LE CAPITAL PSYCHOLOGIQUE DE LA PANDEMIA
Conséquences psychologiques du COVID-19 et intervention pour les professionnels de la santé.
‘ Un monde avec anxiété, peur et stress, a ainsi commencé le texte d'un mass media espagnol, faisant référence aux conséquences psychologiques de la pandémie de COVID-19.
Des études sur le capital psychologique montrent qu'après ces pandémies ou autres catastrophes, les troubles dépressifs et anxieux, les cas de stress post-traumatique, la violence accrue, entre autres. Dans les situations catastrophiques, on a observé une augmentation de la prévalence des troubles mentaux courants de 10 à 15 à 20 % et des troubles mentaux graves (de 1,5 à 34 %). La façon dont cela a affecté les professionnels impliqués dans la lutte contre le COVID-19 est la objet de ces lignes.
La surcharge émotionnelle est habituellement le résultat d'un déséquilibre entre les demandes et les ressources qui dépassent la capacité d'intervention et menacent la stabilité des individus, des équipes et des organisations. Beaucoup d'acteurs sont impliqués dans cette situation depuis des mois et peuvent l'être à nouveau. Parmi les facteurs qui les menacent, on peut citer la fatigue de la compassion (surcharge émotionnelle lorsqu'elle est exposée à la souffrance des autres), la détresse morale (le professionnel sait quoi faire). , mais ne peut pas effectuer ) et le stress post-traumatique. Tout cela avec inquiétude et peur d'être touché par un ennemi de moins de cinq microns.
Une étude de l'Université Complutense avec 1 243 professionnels de la santé interrogés indique que 79 % des professionnels de la santé souffrent d'anxiété et 40 % se sentent épuisés émotionnellement après la première vague de COVID-19; 53 % ont un stress post-traumatique et 51 % des symptômes dépressifs, mais 81 % se sentent bien professionnellement et 23 % ont un niveau élevé de résilience. Il est nécessaire, pour prévenir les prochaines vagues de pandémie, d'intervenir psychologiquement auprès des professionnels touchés par l'émotion.

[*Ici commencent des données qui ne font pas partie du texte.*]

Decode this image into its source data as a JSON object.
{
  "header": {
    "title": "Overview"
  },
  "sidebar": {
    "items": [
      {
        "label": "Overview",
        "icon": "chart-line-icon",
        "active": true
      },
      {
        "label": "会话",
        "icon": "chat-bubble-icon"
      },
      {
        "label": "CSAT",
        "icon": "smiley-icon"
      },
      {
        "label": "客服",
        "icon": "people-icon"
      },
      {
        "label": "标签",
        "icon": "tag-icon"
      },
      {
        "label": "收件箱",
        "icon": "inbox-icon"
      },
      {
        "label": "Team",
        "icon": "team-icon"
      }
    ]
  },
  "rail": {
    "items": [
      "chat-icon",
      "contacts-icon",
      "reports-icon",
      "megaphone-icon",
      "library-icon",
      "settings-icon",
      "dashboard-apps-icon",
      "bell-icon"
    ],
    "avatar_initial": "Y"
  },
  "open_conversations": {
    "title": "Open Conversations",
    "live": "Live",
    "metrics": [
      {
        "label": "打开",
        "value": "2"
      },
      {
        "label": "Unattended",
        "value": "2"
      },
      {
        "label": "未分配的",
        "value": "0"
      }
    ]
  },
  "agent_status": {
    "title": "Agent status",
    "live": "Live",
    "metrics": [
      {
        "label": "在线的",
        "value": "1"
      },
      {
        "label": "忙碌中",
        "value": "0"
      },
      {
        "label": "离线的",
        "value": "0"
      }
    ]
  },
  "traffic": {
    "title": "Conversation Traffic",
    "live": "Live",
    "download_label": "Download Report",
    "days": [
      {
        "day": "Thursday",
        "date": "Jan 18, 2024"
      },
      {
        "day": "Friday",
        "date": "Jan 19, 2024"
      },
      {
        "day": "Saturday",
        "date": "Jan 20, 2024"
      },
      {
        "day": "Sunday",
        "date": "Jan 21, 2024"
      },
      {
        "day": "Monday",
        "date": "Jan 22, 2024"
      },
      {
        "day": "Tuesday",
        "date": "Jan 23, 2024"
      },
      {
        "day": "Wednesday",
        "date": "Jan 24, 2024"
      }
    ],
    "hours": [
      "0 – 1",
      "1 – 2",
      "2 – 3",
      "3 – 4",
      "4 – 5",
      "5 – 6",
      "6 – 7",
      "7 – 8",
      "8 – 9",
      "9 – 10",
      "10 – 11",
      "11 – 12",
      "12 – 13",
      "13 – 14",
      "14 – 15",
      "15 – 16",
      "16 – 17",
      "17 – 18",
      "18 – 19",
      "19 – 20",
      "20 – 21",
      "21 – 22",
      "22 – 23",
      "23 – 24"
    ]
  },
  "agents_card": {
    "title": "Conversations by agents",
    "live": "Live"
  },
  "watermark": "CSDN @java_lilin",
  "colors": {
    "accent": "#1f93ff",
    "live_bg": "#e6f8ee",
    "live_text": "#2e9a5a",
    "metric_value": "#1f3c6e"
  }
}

Il a été dit dans ce même travail que le succès proviendra de l'exploitation des forces, de la neutralisation des faiblesses, de la mise à profit des opportunités et de l'élimination des menaces. Proposer les actions suivantes:
– Agir dans les points faibles, traiter l'épuisement physique pendant les périodes de récupération, surveiller l'apparition des symptômes post-traumatiques et le deuil non résolu ;
– Neutrer les menaces pour éviter les risques d'inattention, en particulier pour les professionnels les plus exposés et incapables de demander de l'aide ;
– Explorer les forces, maintenir la reconnaissance sociale au fil du temps, éviter les déceptions, et ainsi renforcer la résilience.
Alberto Berga Monk – Madrid, le 7 octobre 2020.
Prof. Dr Alberto Berga Monk, est vétérinaire espagnol, professeur et collaborateur Verakis, professeur de collaboration à l'Université de Saragosse, auditeur de l'Union européenne et directeur de AMB Consulting, et est correspondant de Verakis.